Teen's Terrifying 'Heart Attack' at 16 Turns Out to Be Misdiagnosed Rare Disorder
At just 16 years old, Darcie Warner experienced a sudden, intense episode that left her clutching her chest in extreme pain, with her heart rate skyrocketing. She feared she was having a heart attack, describing the moment as terrifying and isolating. "I couldn't move or do anything," says Darcie, now 20 and living in Cardiff. "The pain was the scariest part, not knowing when it was going to stop. It was sudden and I was by myself. I honestly had no idea what was happening, I was in shock." This harrowing experience marked the beginning of a long journey with a condition that was repeatedly misdiagnosed.
The Hidden Reality of Postural Orthostatic Tachycardia Syndrome
Darcie is among the 0.2% of the population suffering from Postural Orthostatic Tachycardia Syndrome (POTS), a chronic nervous system disorder that disrupts blood flow and heart rate. This condition causes the heart to beat abnormally fast, often triggered by moving from lying down to standing up, leading to symptoms like dizziness, lightheadedness, and unsteadiness. Affecting approximately 135,000 people in the UK, POTS is most commonly diagnosed in women aged 15 to 50, though it can occur in men as well. Darcie's story underscores the challenges of recognizing such rare conditions, especially in younger individuals.
From Active Teen to Debilitating Symptoms
Before her symptoms emerged, Darcie led an active lifestyle typical of a teenager, regularly attending the gym and socializing with friends. Her first alarming episode occurred during a workout, when her heart rate sped up dramatically, accompanied by intense palpitations, dizziness, and breathlessness. Initially, she dismissed it as exercise-related, but the symptoms persisted and worsened over time. "I'd be sitting on the sofa or even asleep, and my heart rate would suddenly shoot up," Darcie recalls. "Sometimes it was nearly 200 beats per minute, and I wasn't doing anything." This led to crippling chest pain and feelings of faintness, severely impacting her daily life.
Misdiagnosis and the Struggle for Validation
Doctors initially attributed Darcie's symptoms to anxiety, prescribing medication and suggesting it was stress or hormonal changes. Her mother, Rebekah, 49, admits, "I thought it was anxiety, if I'm honest. All the symptoms that she was telling me were very anxiety-based." However, Darcie felt something more sinister was at play. "You're young, so people tell you it's stress or hormones. You start to feel like you're being dramatic. I thought I was making the whole thing up. I was just like, is this even real? I started to not believe myself at all." This misdiagnosis caused her to avoid exercise, struggle with sleep, and see her social life shrink as she felt safer at home, missing out on teenage adventures.
Turning Point and Diagnosis
After two years of aggressive heart palpitations, Darcie's Apple Watch began flagging dangerously high heart rates at rest, prompting her family to seek private treatment. She was eventually diagnosed with POTS, a moment of validation. "It was great when I got diagnosed, I honestly felt validated," she says. "I stopped feeling I was making it all up, but it's sad because I've missed all that time, time I should have had." While there is no cure for POTS, symptoms can often be managed through lifestyle adjustments and medical interventions.

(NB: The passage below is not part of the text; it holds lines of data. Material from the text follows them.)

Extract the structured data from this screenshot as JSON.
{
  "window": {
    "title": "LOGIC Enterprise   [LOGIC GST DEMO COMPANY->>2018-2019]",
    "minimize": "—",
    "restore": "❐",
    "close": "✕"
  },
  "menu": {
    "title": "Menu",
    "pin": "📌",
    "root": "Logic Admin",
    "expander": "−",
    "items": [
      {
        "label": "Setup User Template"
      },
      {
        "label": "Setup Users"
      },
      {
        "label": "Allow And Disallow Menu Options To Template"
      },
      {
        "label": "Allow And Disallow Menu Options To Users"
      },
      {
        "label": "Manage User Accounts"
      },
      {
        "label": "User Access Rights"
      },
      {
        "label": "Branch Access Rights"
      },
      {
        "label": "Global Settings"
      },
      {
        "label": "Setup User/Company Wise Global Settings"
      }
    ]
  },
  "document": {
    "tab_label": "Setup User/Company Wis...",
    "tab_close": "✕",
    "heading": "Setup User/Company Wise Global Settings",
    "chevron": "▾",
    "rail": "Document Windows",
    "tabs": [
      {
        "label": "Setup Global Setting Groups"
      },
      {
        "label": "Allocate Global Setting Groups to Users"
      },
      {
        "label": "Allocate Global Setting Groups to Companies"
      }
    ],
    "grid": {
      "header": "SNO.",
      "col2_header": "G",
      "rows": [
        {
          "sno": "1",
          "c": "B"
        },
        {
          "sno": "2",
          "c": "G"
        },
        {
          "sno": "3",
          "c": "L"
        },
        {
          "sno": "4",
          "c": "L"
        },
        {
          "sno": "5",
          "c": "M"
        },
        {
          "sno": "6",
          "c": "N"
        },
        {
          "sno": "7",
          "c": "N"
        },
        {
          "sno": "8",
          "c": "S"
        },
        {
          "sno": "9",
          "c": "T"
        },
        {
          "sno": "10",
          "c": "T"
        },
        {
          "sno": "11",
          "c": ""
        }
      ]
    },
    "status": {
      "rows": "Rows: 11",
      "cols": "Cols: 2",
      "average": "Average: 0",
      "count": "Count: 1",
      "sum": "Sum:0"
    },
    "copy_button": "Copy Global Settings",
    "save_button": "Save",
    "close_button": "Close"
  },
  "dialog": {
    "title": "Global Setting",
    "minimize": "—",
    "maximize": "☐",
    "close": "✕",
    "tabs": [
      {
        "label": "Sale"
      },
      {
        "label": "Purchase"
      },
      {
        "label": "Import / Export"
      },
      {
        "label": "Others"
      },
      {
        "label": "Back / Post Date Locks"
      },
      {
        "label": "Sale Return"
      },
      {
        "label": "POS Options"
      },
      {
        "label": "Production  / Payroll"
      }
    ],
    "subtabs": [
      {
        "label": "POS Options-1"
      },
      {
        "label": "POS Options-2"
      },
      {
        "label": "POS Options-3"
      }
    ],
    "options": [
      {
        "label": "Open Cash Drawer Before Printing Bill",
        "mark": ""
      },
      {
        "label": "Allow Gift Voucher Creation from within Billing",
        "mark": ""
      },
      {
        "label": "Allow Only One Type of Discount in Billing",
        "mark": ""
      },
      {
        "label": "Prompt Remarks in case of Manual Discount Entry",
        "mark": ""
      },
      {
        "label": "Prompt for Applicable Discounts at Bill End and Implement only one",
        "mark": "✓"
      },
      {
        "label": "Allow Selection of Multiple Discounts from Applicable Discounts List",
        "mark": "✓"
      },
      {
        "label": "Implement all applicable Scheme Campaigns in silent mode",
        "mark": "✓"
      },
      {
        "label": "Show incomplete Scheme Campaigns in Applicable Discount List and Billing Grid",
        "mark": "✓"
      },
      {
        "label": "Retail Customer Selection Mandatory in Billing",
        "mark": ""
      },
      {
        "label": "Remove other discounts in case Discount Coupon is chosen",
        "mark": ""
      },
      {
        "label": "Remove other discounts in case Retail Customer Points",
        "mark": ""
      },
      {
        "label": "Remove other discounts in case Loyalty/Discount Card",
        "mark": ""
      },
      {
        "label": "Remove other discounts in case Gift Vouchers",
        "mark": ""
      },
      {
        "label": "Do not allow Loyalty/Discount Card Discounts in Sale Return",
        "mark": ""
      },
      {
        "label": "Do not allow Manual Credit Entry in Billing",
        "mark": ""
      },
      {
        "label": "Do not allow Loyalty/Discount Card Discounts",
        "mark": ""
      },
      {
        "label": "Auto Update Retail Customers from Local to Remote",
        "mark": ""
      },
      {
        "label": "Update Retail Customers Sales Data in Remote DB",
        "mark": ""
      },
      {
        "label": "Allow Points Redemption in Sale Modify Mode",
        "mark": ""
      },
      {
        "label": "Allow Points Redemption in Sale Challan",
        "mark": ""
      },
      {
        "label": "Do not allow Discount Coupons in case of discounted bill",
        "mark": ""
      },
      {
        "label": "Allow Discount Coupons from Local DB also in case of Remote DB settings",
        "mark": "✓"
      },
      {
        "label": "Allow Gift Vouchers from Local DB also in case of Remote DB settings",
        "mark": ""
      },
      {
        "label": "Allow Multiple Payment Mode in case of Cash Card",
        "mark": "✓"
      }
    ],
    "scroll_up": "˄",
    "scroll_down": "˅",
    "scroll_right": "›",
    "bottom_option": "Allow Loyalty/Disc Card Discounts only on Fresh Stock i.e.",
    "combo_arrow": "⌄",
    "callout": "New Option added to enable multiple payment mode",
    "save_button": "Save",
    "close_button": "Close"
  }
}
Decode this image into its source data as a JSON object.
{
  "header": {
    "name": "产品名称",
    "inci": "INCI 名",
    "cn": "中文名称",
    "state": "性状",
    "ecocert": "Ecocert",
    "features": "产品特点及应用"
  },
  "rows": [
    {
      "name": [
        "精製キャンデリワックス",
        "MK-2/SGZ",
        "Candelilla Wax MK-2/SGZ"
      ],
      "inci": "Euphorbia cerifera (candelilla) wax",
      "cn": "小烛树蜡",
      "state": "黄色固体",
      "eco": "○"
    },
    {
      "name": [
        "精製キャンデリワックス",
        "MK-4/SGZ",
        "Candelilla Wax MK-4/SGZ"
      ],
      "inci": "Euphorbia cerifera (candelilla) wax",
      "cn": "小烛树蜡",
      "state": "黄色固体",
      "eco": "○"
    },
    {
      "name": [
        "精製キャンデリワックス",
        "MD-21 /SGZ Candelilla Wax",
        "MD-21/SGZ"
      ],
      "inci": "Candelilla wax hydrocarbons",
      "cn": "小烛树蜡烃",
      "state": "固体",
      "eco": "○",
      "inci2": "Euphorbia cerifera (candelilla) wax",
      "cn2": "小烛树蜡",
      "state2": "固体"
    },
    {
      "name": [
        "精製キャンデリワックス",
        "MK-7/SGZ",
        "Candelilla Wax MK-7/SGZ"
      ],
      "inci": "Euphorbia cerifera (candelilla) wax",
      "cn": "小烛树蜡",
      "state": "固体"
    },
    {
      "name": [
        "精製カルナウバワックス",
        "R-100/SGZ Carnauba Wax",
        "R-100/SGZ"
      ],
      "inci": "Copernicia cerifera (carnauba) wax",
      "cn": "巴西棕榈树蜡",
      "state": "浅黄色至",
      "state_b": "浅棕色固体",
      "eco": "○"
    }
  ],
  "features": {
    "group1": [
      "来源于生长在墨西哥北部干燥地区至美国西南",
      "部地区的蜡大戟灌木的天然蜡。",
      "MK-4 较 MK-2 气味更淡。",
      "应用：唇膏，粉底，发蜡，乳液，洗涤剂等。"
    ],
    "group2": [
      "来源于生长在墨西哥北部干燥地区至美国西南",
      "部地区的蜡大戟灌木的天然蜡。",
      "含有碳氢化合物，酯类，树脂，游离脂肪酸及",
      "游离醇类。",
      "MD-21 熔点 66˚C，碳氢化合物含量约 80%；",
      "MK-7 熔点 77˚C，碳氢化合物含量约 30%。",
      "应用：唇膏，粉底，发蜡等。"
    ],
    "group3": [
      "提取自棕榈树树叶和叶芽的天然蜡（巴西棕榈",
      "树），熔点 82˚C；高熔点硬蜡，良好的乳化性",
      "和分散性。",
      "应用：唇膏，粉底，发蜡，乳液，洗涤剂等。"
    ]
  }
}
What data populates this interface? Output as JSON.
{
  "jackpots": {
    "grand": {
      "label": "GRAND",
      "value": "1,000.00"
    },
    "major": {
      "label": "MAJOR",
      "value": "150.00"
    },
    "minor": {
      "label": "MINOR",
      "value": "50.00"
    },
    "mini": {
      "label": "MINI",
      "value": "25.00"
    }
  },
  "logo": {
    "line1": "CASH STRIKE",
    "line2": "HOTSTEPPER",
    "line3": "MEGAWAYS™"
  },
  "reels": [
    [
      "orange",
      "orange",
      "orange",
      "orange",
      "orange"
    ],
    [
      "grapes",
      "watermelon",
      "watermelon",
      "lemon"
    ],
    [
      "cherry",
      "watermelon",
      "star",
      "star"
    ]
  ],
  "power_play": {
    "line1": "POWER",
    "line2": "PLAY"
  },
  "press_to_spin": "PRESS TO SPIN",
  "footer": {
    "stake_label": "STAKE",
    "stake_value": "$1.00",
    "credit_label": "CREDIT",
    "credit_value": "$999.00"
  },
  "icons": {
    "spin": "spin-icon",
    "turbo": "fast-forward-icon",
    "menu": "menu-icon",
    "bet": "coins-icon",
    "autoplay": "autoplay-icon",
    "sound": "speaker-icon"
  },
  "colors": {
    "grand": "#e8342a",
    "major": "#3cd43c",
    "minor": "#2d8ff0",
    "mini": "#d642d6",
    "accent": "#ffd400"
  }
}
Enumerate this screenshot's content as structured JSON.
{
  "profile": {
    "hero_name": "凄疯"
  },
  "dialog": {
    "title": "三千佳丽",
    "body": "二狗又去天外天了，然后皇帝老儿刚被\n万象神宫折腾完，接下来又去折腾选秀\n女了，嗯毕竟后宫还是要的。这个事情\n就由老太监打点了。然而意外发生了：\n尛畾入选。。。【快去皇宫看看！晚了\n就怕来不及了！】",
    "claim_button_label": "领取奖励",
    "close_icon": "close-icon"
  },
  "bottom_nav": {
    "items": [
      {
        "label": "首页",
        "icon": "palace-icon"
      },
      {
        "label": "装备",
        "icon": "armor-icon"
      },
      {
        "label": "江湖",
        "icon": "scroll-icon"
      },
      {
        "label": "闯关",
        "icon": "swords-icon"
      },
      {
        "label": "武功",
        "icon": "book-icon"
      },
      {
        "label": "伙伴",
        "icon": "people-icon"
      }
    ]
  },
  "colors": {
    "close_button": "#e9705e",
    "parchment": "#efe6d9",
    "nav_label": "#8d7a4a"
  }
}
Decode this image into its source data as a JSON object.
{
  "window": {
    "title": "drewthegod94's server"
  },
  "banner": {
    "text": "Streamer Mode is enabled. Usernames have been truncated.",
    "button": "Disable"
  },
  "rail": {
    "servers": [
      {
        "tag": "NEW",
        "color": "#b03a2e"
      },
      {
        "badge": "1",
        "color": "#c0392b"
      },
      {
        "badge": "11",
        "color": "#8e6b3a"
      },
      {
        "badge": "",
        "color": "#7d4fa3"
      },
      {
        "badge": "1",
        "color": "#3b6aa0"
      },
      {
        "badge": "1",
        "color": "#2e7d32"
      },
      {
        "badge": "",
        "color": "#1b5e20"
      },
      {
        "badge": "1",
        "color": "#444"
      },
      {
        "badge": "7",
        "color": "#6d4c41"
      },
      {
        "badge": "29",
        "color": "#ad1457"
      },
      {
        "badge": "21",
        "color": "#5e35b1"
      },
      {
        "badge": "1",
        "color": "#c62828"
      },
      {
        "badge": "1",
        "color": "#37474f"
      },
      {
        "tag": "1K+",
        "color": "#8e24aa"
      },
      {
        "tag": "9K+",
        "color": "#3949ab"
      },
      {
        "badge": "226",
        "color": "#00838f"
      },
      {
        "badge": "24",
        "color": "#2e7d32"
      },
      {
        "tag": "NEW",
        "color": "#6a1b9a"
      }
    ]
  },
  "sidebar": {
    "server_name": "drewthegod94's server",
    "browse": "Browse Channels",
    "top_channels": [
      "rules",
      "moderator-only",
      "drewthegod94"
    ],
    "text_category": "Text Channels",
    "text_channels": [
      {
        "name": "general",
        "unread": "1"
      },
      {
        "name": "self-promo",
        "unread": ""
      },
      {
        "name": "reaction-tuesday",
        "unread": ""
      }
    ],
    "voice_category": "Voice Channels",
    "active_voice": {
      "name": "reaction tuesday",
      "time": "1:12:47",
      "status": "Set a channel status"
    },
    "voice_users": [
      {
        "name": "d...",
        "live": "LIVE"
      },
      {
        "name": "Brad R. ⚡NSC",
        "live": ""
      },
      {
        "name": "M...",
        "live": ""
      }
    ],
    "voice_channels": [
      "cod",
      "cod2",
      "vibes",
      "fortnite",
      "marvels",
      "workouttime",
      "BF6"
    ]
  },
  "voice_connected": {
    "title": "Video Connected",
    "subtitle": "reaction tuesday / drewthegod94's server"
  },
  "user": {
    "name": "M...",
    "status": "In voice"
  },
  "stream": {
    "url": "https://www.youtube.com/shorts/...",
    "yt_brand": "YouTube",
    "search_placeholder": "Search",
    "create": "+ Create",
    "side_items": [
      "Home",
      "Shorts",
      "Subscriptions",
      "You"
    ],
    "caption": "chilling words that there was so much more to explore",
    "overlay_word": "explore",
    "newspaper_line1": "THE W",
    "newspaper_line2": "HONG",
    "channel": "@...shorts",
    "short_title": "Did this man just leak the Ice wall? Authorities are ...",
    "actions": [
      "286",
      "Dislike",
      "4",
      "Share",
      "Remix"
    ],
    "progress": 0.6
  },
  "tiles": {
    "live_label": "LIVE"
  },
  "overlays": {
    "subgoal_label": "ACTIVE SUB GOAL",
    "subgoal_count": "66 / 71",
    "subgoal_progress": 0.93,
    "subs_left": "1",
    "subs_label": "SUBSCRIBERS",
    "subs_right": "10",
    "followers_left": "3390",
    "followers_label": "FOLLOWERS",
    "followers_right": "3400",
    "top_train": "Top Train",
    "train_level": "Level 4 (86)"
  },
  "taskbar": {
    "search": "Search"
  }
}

Managing POTS and Looking to the Future
Mr. Kalyana Javangula, a consultant Cardiac Surgeon at Nuffield Health Leeds Hospital, explains, "Although people with POTS have a normal life expectancy, unfortunately, there is no cure. However, physical activity, diet and nutrition can help to alleviate symptoms. Studies have shown that reclined aerobic exercises like swimming, rowing, and recumbent cycling have the best results. In 80% of cases, the condition improves, but some may have residual symptoms. You can also get medical compression stockings to help push blood from the legs to reduce symptoms." Since her diagnosis, Darcie has tried lifestyle changes, such as electrolyte drinks and adjusted routines, and is preparing to start medication for better symptom control.
Rebuilding Confidence and Raising Awareness
Now studying radiography at Cardiff University, Darcie is excited about her future and slowly rebuilding her social confidence. "I can start doing more things than I used to be able to, I just want to go back to the gym without stopping after 30 seconds," she says. "I want to feel confident in my body again and to go out with friends without worrying." She emphasizes the importance of awareness, especially during National Heart Month in February, a campaign led by the British Heart Foundation. "There's a lot more to POTS than people realize. If this helps even one teenager feel listened to sooner, it's worth it." Darcie's journey highlights the need for greater understanding of heart-related conditions in young people, challenging assumptions that they only affect older adults.